List of Subjects in 19 CFR Part 102
Canada, Customs duties and inspections, Imports, Mexico, Reporting
and recordkeeping requirements, Trade agreements.
Proposed Amendments to the CBP Regulations
For the reasons set forth above, part 102 of title 19 of the Code
of Federal Regulations (19 CFR part 102) is proposed to be amended as
set forth below.
PART 102--RULES OF ORIGIN
0
1. The authority citation for part 102, CBP regulations, continues to
read as follows:
Authority: 19 U.S.C. 66, 1202 (General Note 3(i), Harmonized
Tariff Schedule of the United States (HTSUS)), 1624, 3314, 3592.
Sec. 102.19 [Amended]
0
2. In Sec. 102.19:
0
a. Paragraph (a) is amended by adding the words ``or (c)'' after the
words ``paragraph (b)''; and
0
b.
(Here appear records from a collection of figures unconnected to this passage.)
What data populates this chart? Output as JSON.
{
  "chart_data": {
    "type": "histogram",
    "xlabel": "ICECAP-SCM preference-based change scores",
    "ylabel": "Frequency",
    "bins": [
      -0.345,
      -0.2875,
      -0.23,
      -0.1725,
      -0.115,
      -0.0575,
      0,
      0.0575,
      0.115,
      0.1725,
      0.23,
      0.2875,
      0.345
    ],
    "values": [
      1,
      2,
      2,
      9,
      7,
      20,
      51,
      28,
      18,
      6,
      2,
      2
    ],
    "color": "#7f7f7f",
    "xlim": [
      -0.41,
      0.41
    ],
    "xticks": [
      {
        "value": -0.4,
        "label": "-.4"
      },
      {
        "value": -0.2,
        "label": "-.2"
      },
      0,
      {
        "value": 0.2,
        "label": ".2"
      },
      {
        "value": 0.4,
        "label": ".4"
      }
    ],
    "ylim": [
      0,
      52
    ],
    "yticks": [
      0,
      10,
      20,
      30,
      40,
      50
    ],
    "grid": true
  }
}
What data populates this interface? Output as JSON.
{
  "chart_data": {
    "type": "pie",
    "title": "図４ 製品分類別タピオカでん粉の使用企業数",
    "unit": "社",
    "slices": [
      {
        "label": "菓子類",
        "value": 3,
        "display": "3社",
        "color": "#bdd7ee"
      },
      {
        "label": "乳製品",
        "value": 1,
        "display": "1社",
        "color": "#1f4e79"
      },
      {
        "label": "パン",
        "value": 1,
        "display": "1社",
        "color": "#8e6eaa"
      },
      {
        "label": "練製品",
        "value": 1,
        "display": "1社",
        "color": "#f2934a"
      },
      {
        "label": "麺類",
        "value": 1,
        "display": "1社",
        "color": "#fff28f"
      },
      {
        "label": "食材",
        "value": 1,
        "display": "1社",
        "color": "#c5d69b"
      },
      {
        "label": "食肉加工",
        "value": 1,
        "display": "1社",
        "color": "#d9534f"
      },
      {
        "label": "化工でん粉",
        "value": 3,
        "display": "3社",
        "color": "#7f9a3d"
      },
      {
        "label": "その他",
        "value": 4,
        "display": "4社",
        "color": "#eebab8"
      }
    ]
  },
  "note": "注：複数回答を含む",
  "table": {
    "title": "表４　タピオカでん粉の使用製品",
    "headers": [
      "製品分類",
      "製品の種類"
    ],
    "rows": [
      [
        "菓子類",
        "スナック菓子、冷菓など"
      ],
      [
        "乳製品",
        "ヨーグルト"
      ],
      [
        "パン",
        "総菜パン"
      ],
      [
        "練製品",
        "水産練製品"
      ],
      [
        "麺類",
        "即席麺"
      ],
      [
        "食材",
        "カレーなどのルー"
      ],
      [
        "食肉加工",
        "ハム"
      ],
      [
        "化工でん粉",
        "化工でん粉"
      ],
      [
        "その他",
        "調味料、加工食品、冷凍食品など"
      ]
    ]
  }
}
Paragraph (c) is added to read as follows:
(c) If a good classifiable under heading 0907, 0908, 0909, or
subheading 0910.11, 0910.12, 0910.30, 0910.99 or 1207.91, HTSUS, is
originating within the meaning of section 181.1(q) of this chapter, but
is not determined under section 102.11(a) or (b) to be a good of a
single NAFTA country, the country of origin of such good is the last
NAFTA country in which that good underwent production, provided that a
Certificate of Origin (see Sec. 181.11 of this Chapter) has been
completed and signed for the good.
R. Gil Kerlikowske,
Commissioner, U.S. Customs and Border Protection.
Approved: July 1, 2016.
Timothy E. Skud,
Deputy Assistant Secretary of the Treasury.